Los últimos días del verano saben diferente
Hay algo especial en la segunda mitad de agosto.
Todavía hace calor, todavía quedan tardes de piscina y cenas al aire libre, pero todos sabemos que septiembre está a la vuelta de la esquina.
Son esos días en los que intentamos aprovechar un poco más el tiempo. Un paseo después de cenar, una última escapada o una tarde tranquila en casa antes de volver al ritmo de siempre.
Y quizá por eso también son los días en los que más apetece disfrutar de las pequeñas cosas.
Volver poco a poco siempre funciona mejor
Nadie pasa de las vacaciones al despertador de un día para otro. Por eso muchas familias aprovechan estos últimos días para recuperar poco a poco algunas rutinas.
Acostarse un poco antes. Preparar el material escolar. Organizar la ropa de la primera semana. O simplemente volver a compartir un rato juntos al final del día.
Porque esos pequeños cambios hacen que la vuelta sea mucho más llevadera.
Un momento para parar antes de que empiece el curso
En medio de todos esos preparativos también hay que dejar espacio para algo importante: disfrutar.
Una merienda después de volver de comprar los libros, una tarde de juegos de mesa, una película en familia o una conversación tranquila mientras todos cuentan qué esperan del nuevo curso.
Son momentos sencillos, pero muchas veces son los que más se recuerdan.
Y si hay un bol de Apetinas, unos Solazos o unas Palomitas de maíz en el centro de la mesa, mejor todavía.
Porque compartir un snack también puede ser una forma de hacer una pausa.
Un nuevo curso también trae cosas buenas
Es fácil pensar en la vuelta al cole como el final del verano.
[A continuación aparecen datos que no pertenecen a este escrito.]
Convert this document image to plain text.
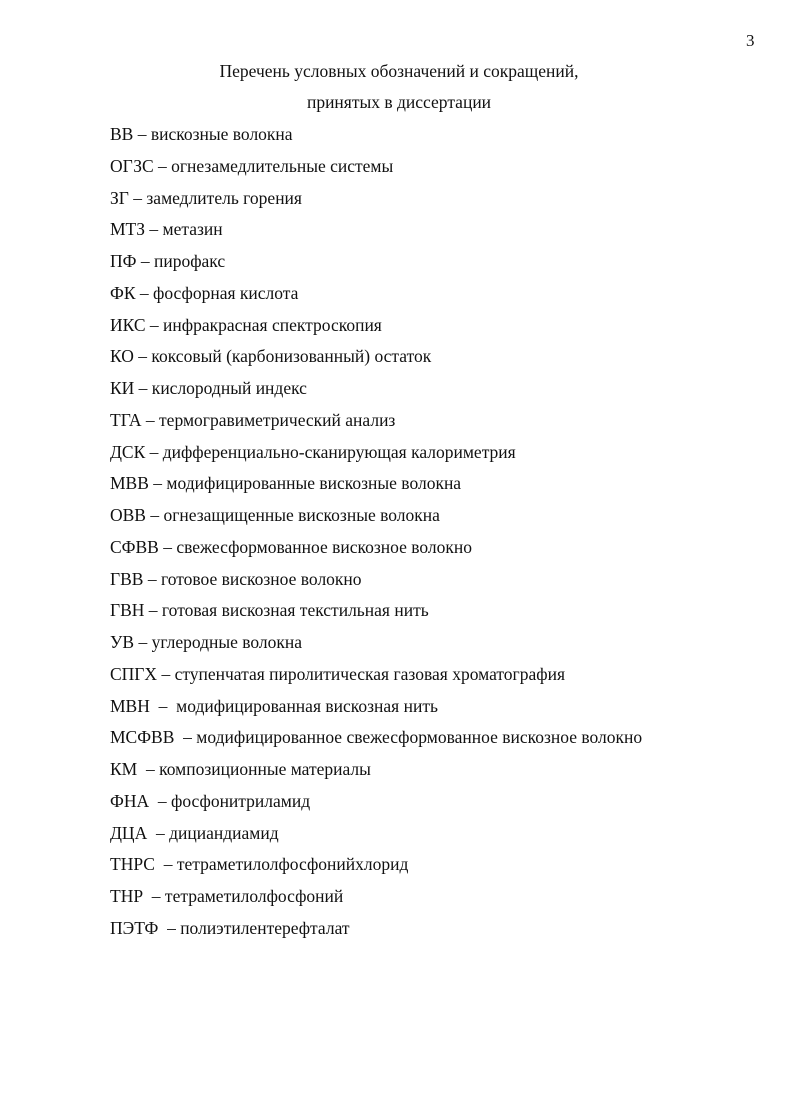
3
Перечень условных обозначений и сокращений,
принятых в диссертации
ВВ – вискозные волокна
ОГЗС – огнезамедлительные системы
ЗГ – замедлитель горения
МТЗ – метазин
ПФ – пирофакс
ФК – фосфорная кислота
ИКС – инфракрасная спектроскопия
КО – коксовый (карбонизованный) остаток
КИ – кислородный индекс
ТГА – термогравиметрический анализ
ДСК – дифференциально-сканирующая калориметрия
МВВ – модифицированные вискозные волокна
ОВВ – огнезащищенные вискозные волокна
СФВВ – свежесформованное вискозное волокно
ГВВ – готовое вискозное волокно
ГВН – готовая вискозная текстильная нить
УВ – углеродные волокна
СПГХ – ступенчатая пиролитическая газовая хроматография
МВН  –  модифицированная вискозная нить
МСФВВ  – модифицированное свежесформованное вискозное волокно
КМ  – композиционные материалы
ФНА  – фосфонитриламид
ДЦА  – дициандиамид
ТНРС  – тетраметилолфосфонийхлорид
ТНР  – тетраметилолфосфоний
ПЭТФ  – полиэтилентерефталат
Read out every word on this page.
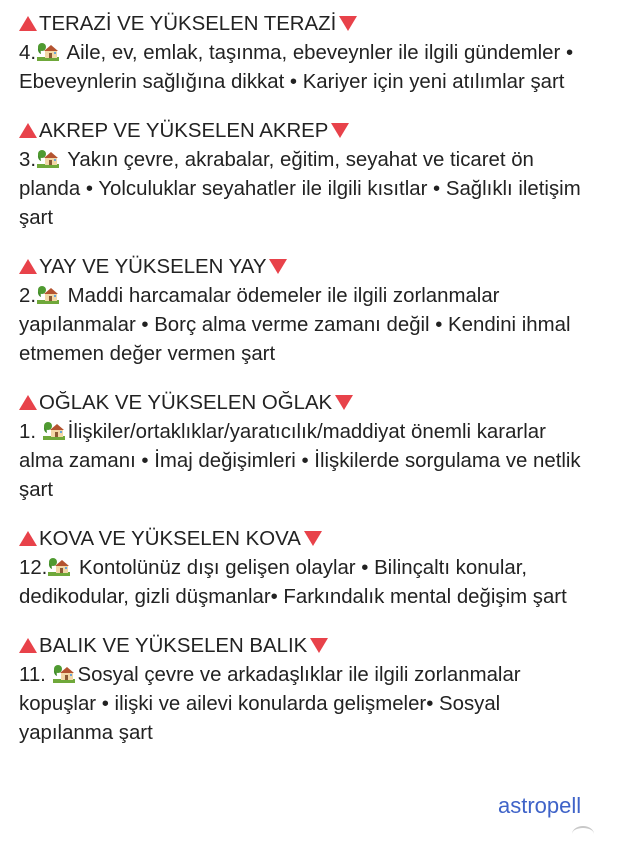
TERAZİ VE YÜKSELEN TERAZİ
4.
Aile, ev, emlak, taşınma, ebeveynler ile ilgili gündemler •
Ebeveynlerin sağlığına dikkat • Kariyer için yeni atılımlar şart
AKREP VE YÜKSELEN AKREP
3.
Yakın çevre, akrabalar, eğitim, seyahat ve ticaret ön
planda • Yolculuklar seyahatler ile ilgili kısıtlar • Sağlıklı iletişim
şart
YAY VE YÜKSELEN YAY
2.
Maddi harcamalar ödemeler ile ilgili zorlanmalar
yapılanmalar • Borç alma verme zamanı değil • Kendini ihmal
etmemen değer vermen şart
OĞLAK VE YÜKSELEN OĞLAK
1.
İlişkiler/ortaklıklar/yaratıcılık/maddiyat önemli kararlar
alma zamanı • İmaj değişimleri • İlişkilerde sorgulama ve netlik
şart
KOVA VE YÜKSELEN KOVA
12.
Kontolünüz dışı gelişen olaylar • Bilinçaltı konular,
dedikodular, gizli düşmanlar• Farkındalık mental değişim şart
BALIK VE YÜKSELEN BALIK
11.
Sosyal çevre ve arkadaşlıklar ile ilgili zorlanmalar
kopuşlar • ilişki ve ailevi konularda gelişmeler• Sosyal
yapılanma şart
astropell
Pero también puede verse como el comienzo de muchas cosas.
Volver a encontrarte con los compañeros. Conocer profesores nuevos. Aprender algo que todavía no sabes. Apuntarte a esa actividad que llevabas tiempo queriendo probar. O simplemente recuperar las tardes en familia después de un día lleno de historias que contar.
Cada curso trae retos, sí. Pero también trae momentos que, con el tiempo, acabarán convirtiéndose en recuerdos.
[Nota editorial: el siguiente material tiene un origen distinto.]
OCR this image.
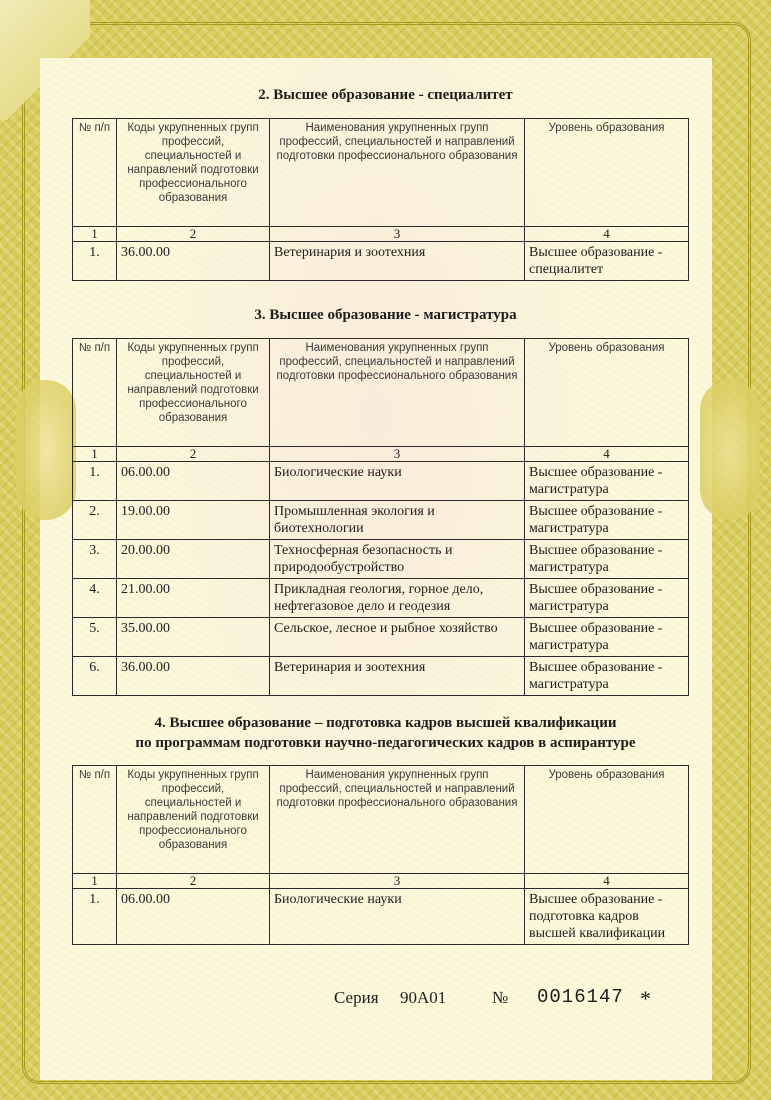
2. Высшее образование - специалитет
№ п/п	Коды укрупненных групп профессий, специальностей и направлений подготовки профессионального образования	Наименования укрупненных групп профессий, специальностей и направлений подготовки профессионального образования	Уровень образования
1	2	3	4
1.	36.00.00	Ветеринария и зоотехния	Высшее образование - специалитет
3. Высшее образование - магистратура
№ п/п	Коды укрупненных групп профессий, специальностей и направлений подготовки профессионального образования	Наименования укрупненных групп профессий, специальностей и направлений подготовки профессионального образования	Уровень образования
1	2	3	4
1.	06.00.00	Биологические науки	Высшее образование - магистратура
2.	19.00.00	Промышленная экология и биотехнологии	Высшее образование - магистратура
3.	20.00.00	Техносферная безопасность и природообустройство	Высшее образование - магистратура
4.	21.00.00	Прикладная геология, горное дело, нефтегазовое дело и геодезия	Высшее образование - магистратура
5.	35.00.00	Сельское, лесное и рыбное хозяйство	Высшее образование - магистратура
6.	36.00.00	Ветеринария и зоотехния	Высшее образование - магистратура
4. Высшее образование – подготовка кадров высшей квалификации
по программам подготовки научно-педагогических кадров в аспирантуре
№ п/п	Коды укрупненных групп профессий, специальностей и направлений подготовки профессионального образования	Наименования укрупненных групп профессий, специальностей и направлений подготовки профессионального образования	Уровень образования
1	2	3	4
1.	06.00.00	Биологические науки	Высшее образование - подготовка кадров высшей квалификации
Серия 90А01	№ 0016147 *
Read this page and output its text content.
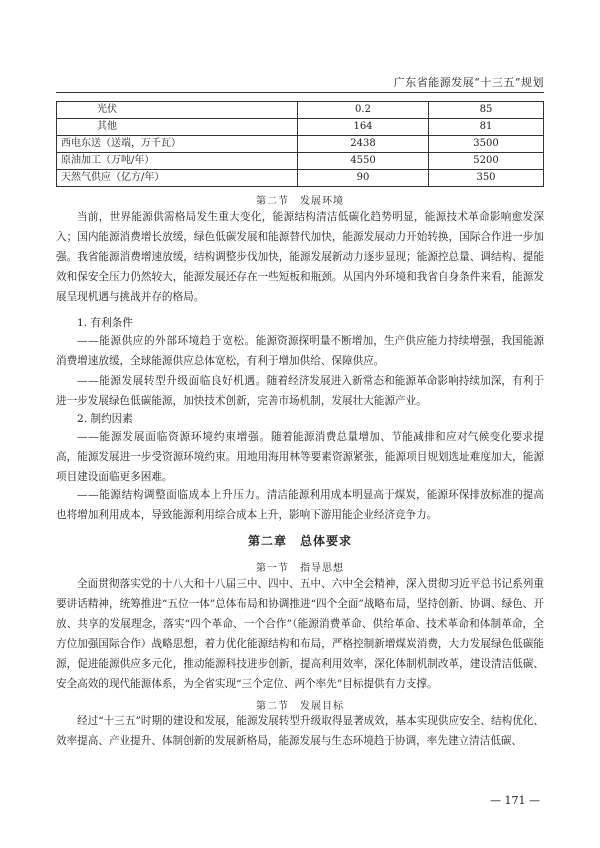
广东省能源发展“十三五”规划
光伏	0.2	85
其他	164	81
西电东送（送端，万千瓦）	2438	3500
原油加工（万吨/年）	4550	5200
天然气供应（亿方/年）	90	350
第二节　发展环境

当前，世界能源供需格局发生重大变化，能源结构清洁低碳化趋势明显，能源技术革命影响愈发深入；国内能源消费增长放缓，绿色低碳发展和能源替代加快，能源发展动力开始转换，国际合作进一步加强。我省能源消费增速放缓，结构调整步伐加快，能源发展新动力逐步显现；能源控总量、调结构、提能效和保安全压力仍然较大，能源发展还存在一些短板和瓶颈。从国内外环境和我省自身条件来看，能源发展呈现机遇与挑战并存的格局。

1. 有利条件

——能源供应的外部环境趋于宽松。能源资源探明量不断增加，生产供应能力持续增强，我国能源消费增速放缓，全球能源供应总体宽松，有利于增加供给、保障供应。

——能源发展转型升级面临良好机遇。随着经济发展进入新常态和能源革命影响持续加深，有利于进一步发展绿色低碳能源，加快技术创新，完善市场机制，发展壮大能源产业。

2. 制约因素

——能源发展面临资源环境约束增强。随着能源消费总量增加、节能减排和应对气候变化要求提高，能源发展进一步受资源环境约束。用地用海用林等要素资源紧张，能源项目规划选址难度加大，能源项目建设面临更多困难。

——能源结构调整面临成本上升压力。清洁能源利用成本明显高于煤炭，能源环保排放标准的提高也将增加利用成本，导致能源利用综合成本上升，影响下游用能企业经济竞争力。

第二章　总体要求
第一节　指导思想

全面贯彻落实党的十八大和十八届三中、四中、五中、六中全会精神，深入贯彻习近平总书记系列重要讲话精神，统筹推进“五位一体”总体布局和协调推进“四个全面”战略布局，坚持创新、协调、绿色、开放、共享的发展理念，落实“四个革命、一个合作”（能源消费革命、供给革命、技术革命和体制革命，全方位加强国际合作）战略思想，着力优化能源结构和布局，严格控制新增煤炭消费，大力发展绿色低碳能源，促进能源供应多元化，推动能源科技进步创新，提高利用效率，深化体制机制改革，建设清洁低碳、安全高效的现代能源体系，为全省实现“三个定位、两个率先”目标提供有力支撑。

第二节　发展目标

经过“十三五”时期的建设和发展，能源发展转型升级取得显著成效，基本实现供应安全、结构优化、效率提高、产业提升、体制创新的发展新格局，能源发展与生态环境趋于协调，率先建立清洁低碳、

— 171 —
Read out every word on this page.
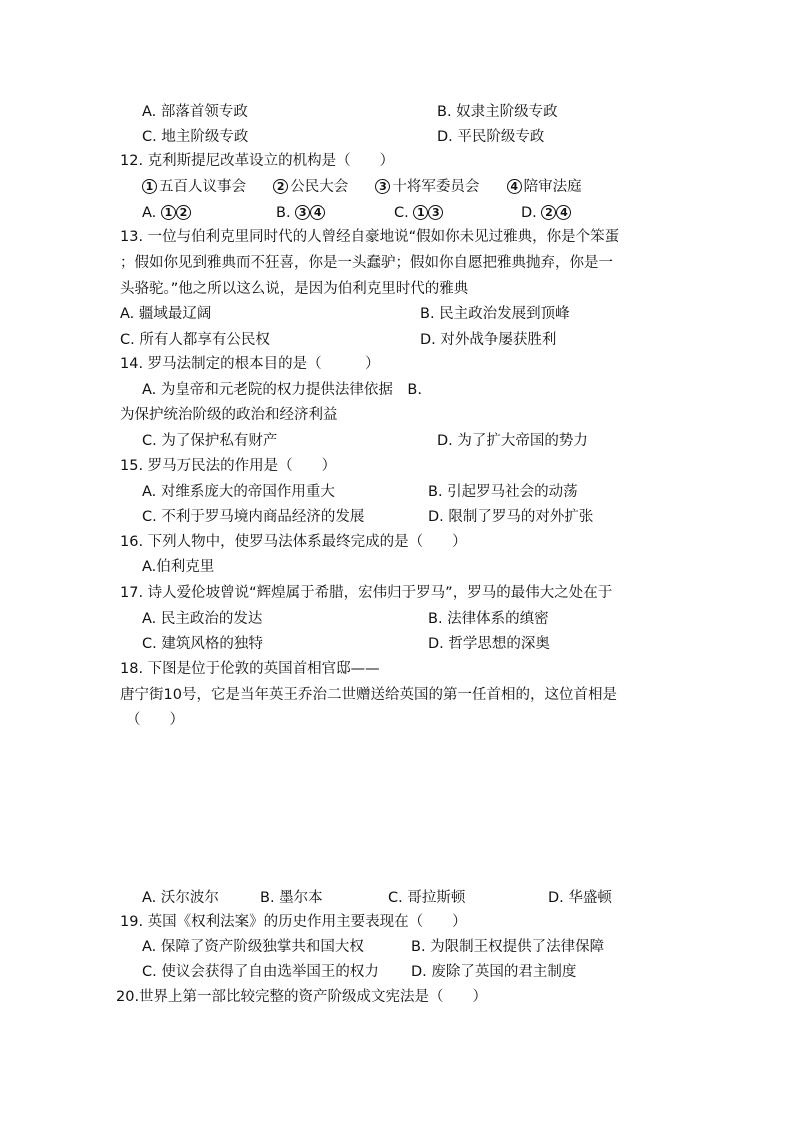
A. 部落首领专政	B. 奴隶主阶级专政
C. 地主阶级专政	D. 平民阶级专政
12. 克利斯提尼改革设立的机构是（　　）
1 五百人议事会	2 公民大会	3 十将军委员会	4 陪审法庭
A. 1 2	B. 3 4	C. 1 3	D. 2 4
13. 一位与伯利克里同时代的人曾经自豪地说“假如你未见过雅典，你是个笨蛋
；假如你见到雅典而不狂喜，你是一头蠢驴；假如你自愿把雅典抛弃，你是一
头骆驼。”他之所以这么说，是因为伯利克里时代的雅典
A. 疆域最辽阔	B. 民主政治发展到顶峰
C. 所有人都享有公民权	D. 对外战争屡获胜利
14. 罗马法制定的根本目的是（　　　）
A. 为皇帝和元老院的权力提供法律依据　B.
为保护统治阶级的政治和经济利益
C. 为了保护私有财产	D. 为了扩大帝国的势力
15. 罗马万民法的作用是（　　）
A. 对维系庞大的帝国作用重大	B. 引起罗马社会的动荡
C. 不利于罗马境内商品经济的发展	D. 限制了罗马的对外扩张
16. 下列人物中，使罗马法体系最终完成的是（　　）
A.伯利克里
17. 诗人爱伦坡曾说“辉煌属于希腊，宏伟归于罗马”，罗马的最伟大之处在于
A. 民主政治的发达	B. 法律体系的缜密
C. 建筑风格的独特	D. 哲学思想的深奥
18. 下图是位于伦敦的英国首相官邸——
唐宁街10号，它是当年英王乔治二世赠送给英国的第一任首相的，这位首相是
（　　）
A. 沃尔波尔	B. 墨尔本	C. 哥拉斯顿	D. 华盛顿
19. 英国《权利法案》的历史作用主要表现在（　　）
A. 保障了资产阶级独掌共和国大权	B. 为限制王权提供了法律保障
C. 使议会获得了自由选举国王的权力 D. 废除了英国的君主制度
20.世界上第一部比较完整的资产阶级成文宪法是（　　）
Las mejores rutinas son las que se comparten
Hay rutinas que hacemos por obligación.
Y otras que terminan convirtiéndose en tradición. La merienda después del colegio. La charla sobre cómo ha ido el día. Preparar juntos las mochilas para la mañana siguiente. O ese pequeño rato para desconectar antes de que empiecen los deberes.
Son detalles que parecen pequeños, pero que ayudan a que la vuelta al cole se viva con otra actitud.
Y cuando esos momentos se comparten alrededor de una mesa, con unas Totas Campesinas, unos Minis Solazos o unos Kaskys, todo resulta un poco más fácil.
Un buen curso también empieza con buenos momentos
La vuelta al cole marca el inicio de una nueva etapa, pero no tiene por qué significar renunciar a todo lo bueno del verano.
Las risas siguen estando ahí.
Los planes en familia también.
Y siempre habrá un momento para sentarse, hablar y compartir algo rico antes de empezar el día siguiente.
Porque, al final, las mejores rutinas no son las más estrictas.
Son las que dejan espacio para disfrutar juntos.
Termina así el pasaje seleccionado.